As the administrator of your Virtual Private Server you will need to keep the software of the server up-to-date.
This requires that you login to the server. You will do that over SSH – the Secure SHell.
Every network protocol has its own default communication port. For instance, for HTTP that is port 80. The default port for SSH is 22.
Switching to a different port than the default one, is a simple way of increasing the security of your server.
Even companies offering shared hosting plans often choose a different port for SSH than 22. For the very same reason – security.
Changing the SSH port of your VPS is a quick and easy hack. In this port you will see how to do this.
Changing the SSH Port
The login command is:
ssh -p $portnumber $username@$ipaddress
Replace the $prefixed entries with your own details. You can omit the port number when your client and the server use the same port number.

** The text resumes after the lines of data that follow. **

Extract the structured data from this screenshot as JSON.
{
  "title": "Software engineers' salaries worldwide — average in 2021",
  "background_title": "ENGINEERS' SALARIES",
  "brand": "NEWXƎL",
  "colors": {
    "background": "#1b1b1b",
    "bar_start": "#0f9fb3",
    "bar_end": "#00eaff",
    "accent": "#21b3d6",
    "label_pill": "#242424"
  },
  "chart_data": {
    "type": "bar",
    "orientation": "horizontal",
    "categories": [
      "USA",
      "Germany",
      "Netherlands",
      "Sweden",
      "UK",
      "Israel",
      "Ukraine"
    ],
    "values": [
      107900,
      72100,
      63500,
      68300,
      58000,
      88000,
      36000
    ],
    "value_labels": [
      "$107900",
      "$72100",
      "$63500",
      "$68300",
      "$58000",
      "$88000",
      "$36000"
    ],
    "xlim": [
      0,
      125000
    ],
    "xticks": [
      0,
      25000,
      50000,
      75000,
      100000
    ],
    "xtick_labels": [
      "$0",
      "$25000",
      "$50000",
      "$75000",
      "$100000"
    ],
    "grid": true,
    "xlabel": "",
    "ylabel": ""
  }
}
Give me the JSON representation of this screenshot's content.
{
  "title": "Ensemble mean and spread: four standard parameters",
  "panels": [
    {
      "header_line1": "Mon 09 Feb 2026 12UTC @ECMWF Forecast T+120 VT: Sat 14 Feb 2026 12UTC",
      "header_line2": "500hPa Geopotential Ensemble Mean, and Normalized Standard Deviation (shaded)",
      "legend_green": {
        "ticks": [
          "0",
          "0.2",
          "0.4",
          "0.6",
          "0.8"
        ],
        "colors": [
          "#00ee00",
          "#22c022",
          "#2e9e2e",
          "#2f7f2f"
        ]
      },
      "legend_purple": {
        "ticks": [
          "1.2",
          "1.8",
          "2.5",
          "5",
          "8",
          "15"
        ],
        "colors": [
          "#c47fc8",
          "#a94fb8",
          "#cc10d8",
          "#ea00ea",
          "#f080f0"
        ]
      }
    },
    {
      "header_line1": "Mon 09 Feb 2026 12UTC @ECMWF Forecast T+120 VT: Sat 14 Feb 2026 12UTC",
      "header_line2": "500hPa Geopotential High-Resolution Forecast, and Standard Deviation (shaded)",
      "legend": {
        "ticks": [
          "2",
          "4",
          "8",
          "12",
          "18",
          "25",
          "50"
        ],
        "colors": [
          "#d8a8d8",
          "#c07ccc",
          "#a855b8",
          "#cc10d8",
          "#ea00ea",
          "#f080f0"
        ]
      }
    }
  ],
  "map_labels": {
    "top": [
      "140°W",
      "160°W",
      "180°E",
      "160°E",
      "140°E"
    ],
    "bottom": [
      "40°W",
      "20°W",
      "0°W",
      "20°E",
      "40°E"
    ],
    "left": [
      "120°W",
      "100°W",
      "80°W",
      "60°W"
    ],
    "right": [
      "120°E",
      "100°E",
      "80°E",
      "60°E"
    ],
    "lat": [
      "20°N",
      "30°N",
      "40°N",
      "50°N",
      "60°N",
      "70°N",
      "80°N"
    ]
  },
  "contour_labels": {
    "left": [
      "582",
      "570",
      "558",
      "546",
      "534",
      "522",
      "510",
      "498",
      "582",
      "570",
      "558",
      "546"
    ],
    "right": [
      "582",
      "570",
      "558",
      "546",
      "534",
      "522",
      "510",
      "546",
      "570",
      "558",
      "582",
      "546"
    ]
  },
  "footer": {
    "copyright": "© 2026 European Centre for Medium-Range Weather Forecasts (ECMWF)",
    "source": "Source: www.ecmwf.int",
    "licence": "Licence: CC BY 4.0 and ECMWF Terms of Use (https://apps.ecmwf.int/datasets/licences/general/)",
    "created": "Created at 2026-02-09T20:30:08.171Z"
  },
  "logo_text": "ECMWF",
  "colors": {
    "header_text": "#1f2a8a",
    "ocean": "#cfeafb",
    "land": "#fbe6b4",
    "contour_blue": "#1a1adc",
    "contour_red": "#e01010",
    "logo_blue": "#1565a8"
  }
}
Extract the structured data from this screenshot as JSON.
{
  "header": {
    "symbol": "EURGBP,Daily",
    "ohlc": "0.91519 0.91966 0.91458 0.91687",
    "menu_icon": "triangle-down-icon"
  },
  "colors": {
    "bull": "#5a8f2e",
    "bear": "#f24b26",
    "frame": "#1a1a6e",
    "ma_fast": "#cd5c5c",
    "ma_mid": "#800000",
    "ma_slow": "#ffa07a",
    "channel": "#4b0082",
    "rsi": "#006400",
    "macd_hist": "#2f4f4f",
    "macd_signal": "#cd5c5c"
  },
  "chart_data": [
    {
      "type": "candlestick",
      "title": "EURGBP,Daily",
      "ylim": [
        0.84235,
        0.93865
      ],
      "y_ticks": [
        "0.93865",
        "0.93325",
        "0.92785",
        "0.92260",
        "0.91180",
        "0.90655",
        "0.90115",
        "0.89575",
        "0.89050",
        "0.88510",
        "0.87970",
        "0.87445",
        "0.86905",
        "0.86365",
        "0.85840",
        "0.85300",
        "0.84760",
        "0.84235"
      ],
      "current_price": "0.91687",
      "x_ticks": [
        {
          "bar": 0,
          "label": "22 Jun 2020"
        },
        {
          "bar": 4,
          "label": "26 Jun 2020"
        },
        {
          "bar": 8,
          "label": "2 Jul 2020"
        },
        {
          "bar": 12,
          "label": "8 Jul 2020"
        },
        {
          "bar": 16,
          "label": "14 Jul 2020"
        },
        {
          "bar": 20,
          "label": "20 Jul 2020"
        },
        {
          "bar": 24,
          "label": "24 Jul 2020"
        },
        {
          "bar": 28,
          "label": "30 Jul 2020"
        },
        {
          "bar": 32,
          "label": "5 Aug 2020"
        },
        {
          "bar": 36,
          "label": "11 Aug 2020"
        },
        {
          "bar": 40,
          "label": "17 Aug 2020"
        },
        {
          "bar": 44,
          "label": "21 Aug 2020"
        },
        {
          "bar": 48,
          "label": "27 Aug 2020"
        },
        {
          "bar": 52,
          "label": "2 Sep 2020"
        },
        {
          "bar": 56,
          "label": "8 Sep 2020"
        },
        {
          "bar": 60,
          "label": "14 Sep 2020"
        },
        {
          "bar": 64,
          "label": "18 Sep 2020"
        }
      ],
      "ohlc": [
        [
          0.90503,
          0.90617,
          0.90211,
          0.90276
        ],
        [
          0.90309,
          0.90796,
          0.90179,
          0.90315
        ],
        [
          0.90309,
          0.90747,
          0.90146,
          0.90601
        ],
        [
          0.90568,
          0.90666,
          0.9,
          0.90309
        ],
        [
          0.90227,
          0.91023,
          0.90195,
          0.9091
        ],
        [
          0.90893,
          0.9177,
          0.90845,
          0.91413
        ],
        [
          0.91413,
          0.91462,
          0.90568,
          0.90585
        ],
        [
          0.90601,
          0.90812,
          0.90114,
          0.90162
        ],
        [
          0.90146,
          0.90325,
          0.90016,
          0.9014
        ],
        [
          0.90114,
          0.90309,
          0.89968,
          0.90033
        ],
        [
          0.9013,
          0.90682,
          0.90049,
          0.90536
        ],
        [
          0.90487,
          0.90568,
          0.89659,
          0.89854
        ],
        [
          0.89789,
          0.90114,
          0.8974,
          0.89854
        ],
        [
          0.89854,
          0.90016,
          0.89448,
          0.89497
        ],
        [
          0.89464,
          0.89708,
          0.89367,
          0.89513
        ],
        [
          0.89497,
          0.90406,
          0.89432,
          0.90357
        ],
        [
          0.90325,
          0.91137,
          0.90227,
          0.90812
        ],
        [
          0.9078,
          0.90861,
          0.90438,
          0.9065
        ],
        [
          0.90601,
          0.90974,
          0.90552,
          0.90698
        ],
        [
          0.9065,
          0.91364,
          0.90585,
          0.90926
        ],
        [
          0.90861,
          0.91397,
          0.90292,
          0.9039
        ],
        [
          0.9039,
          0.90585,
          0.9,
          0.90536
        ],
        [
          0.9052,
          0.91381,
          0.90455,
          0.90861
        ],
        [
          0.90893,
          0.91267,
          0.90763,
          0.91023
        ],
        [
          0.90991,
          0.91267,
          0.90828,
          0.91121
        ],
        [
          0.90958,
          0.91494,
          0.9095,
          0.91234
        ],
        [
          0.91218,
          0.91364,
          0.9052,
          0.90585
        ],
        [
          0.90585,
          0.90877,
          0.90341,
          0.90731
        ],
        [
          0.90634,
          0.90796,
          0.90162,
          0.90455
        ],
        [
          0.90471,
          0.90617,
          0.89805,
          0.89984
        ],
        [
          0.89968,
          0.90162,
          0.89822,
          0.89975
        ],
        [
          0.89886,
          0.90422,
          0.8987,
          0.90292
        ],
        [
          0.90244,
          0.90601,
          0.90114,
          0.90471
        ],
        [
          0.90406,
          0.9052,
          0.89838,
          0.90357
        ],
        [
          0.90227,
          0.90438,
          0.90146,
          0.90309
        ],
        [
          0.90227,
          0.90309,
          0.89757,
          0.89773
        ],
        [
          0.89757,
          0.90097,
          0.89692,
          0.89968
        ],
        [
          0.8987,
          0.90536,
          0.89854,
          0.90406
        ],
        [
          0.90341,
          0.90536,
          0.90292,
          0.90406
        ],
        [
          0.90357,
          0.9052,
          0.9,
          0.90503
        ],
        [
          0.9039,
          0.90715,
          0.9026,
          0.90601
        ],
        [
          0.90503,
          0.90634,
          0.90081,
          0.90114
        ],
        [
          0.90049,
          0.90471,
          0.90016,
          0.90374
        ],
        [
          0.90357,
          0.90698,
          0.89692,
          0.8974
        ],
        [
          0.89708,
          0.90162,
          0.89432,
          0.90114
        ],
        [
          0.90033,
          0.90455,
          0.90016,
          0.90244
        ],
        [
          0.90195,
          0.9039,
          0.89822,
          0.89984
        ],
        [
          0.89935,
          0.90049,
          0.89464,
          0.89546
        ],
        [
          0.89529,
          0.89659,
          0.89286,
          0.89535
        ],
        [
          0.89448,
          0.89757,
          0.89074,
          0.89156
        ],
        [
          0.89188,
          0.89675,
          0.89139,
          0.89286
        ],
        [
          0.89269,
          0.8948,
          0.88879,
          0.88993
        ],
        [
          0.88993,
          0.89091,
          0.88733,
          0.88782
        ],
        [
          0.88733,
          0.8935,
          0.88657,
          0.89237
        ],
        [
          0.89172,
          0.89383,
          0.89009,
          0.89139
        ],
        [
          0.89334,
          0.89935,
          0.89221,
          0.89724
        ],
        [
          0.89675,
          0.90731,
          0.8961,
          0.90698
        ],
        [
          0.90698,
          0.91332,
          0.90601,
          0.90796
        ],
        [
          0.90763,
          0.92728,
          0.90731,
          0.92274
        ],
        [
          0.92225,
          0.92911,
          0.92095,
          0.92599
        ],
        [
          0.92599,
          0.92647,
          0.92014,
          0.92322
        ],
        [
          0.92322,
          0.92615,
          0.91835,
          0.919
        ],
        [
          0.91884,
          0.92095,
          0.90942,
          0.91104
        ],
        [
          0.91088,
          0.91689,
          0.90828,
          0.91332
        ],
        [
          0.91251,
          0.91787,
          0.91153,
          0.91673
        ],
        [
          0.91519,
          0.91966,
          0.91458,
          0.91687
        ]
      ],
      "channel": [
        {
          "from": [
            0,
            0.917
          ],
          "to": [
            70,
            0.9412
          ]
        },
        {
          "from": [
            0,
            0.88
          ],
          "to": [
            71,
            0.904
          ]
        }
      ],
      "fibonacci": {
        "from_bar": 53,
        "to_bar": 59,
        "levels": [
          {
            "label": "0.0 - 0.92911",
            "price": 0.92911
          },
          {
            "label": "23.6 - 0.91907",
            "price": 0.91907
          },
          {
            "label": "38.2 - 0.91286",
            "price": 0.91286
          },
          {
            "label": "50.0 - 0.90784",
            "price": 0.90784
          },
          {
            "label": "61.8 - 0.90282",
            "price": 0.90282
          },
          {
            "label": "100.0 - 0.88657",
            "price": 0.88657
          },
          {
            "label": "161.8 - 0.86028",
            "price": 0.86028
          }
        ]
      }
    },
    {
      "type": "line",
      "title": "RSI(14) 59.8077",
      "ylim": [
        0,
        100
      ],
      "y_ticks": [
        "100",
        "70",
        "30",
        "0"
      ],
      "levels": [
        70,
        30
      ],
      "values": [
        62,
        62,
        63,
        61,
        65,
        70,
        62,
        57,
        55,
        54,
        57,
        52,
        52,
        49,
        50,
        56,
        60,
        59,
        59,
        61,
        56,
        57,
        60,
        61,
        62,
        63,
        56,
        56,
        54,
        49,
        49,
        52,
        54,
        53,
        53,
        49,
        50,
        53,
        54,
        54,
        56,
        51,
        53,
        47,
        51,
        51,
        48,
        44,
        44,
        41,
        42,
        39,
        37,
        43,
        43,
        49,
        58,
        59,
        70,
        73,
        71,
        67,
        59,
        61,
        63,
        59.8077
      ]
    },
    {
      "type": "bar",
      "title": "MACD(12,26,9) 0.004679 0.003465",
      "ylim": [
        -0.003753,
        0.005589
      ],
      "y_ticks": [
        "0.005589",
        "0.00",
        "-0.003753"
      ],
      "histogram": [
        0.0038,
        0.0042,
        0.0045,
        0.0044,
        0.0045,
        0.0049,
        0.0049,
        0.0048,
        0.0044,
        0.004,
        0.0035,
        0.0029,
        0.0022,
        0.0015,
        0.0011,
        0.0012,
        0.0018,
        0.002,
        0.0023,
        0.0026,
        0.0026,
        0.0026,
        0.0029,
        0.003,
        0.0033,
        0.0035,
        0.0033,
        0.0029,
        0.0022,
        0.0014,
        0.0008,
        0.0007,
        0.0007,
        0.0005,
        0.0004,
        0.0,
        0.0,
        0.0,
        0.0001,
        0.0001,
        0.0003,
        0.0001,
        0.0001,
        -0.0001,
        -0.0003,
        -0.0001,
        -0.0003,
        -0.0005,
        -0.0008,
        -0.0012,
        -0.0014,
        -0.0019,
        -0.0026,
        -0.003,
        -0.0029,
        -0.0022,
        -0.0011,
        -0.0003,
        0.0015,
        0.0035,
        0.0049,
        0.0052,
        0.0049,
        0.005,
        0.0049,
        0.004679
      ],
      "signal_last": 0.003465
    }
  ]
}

Once logged in, enter at the prompt:
sudo nano /etc/ssh/sshd_config
Make sure you type
sshd_config, and not
ssh_config is the configuration file for clients. For machines that initiate the SSH connection. Like your PC or Mac you are logging in from.
sshd_config file is the configuration file on the receiving end, the server.
When the SSH server configuration file opens, you will see something like this:
# Package generated configuration file # See the sshd_config(5) manpage for details # What ports, IPs and protocols we listen for Port 22 # Use these options to restrict which interfaces/protocols sshd will bind to #ListenAddress :: #ListenAddress 0.0.0.0 Protocol 2 # HostKeys for protocol version 2 HostKey /etc/ssh/ssh_host_rsa_key HostKey /etc/ssh/ssh_host_dsa_key HostKey /etc/ssh/ssh_host_ecdsa_key HostKey /etc/ssh/ssh_host_ed25519_key #Privilege Separation is turned on for security UsePrivilegeSeparation yes # Lifetime and size of ephemeral version 1 server key KeyRegenerationInterval 3600
We are merely interested in one line, the first uncommented line. That first line without the # sign that reads:
Now you will recognize this port as the default port for SSH connections.
Basically, you can replace the 22 by any number as long as it is not already taken by another process on your server. However, it is always better to avoid commonly used port numbers.
Pick a number above 2000 and check with the Wikipedia list whether it is listed. Consider listed port numbers are assigned, and therefore unavailable.
An example of an unlisted port is 6782. for example.
You can use the same port number when you are connecting to your server over SFTP – Secure FTP that also benefits from SSH.
Although we have changed the default port number, the server still requires SSH connections over port 22. That is until the server reboots.
Since we like to reduce reboots to a minimum, we can also restart the SSH process or make sure that the server reloads the changed configuration file – the sshd_config.
To restart the SSH service type:
sudo service ssh restart
The system answers with:
ssh stop/waiting ssh start/running, process 3154
Your server will probably display a different process number, but that is okay.
As you can see, a ‘restart’ command first stops the service. That makes sense. Once the service is stopped, it can be restarted.
But this implies that a ‘restart’ interrupts the SSH service. Albeit for a brief moment.
An available alternative is the reload command.
To reload the SSH service, enter:
sudo service ssh reload
This time, unless the reload fails, you will not get a reply from the server.
The advantage of reload, compared to restart, is that the service is not interrupted at all.
Was that easy?
An alternate list with commonly used port numbers is available on the iana.org website. The Internet Assigned Number Authority is an operation of the ICANN.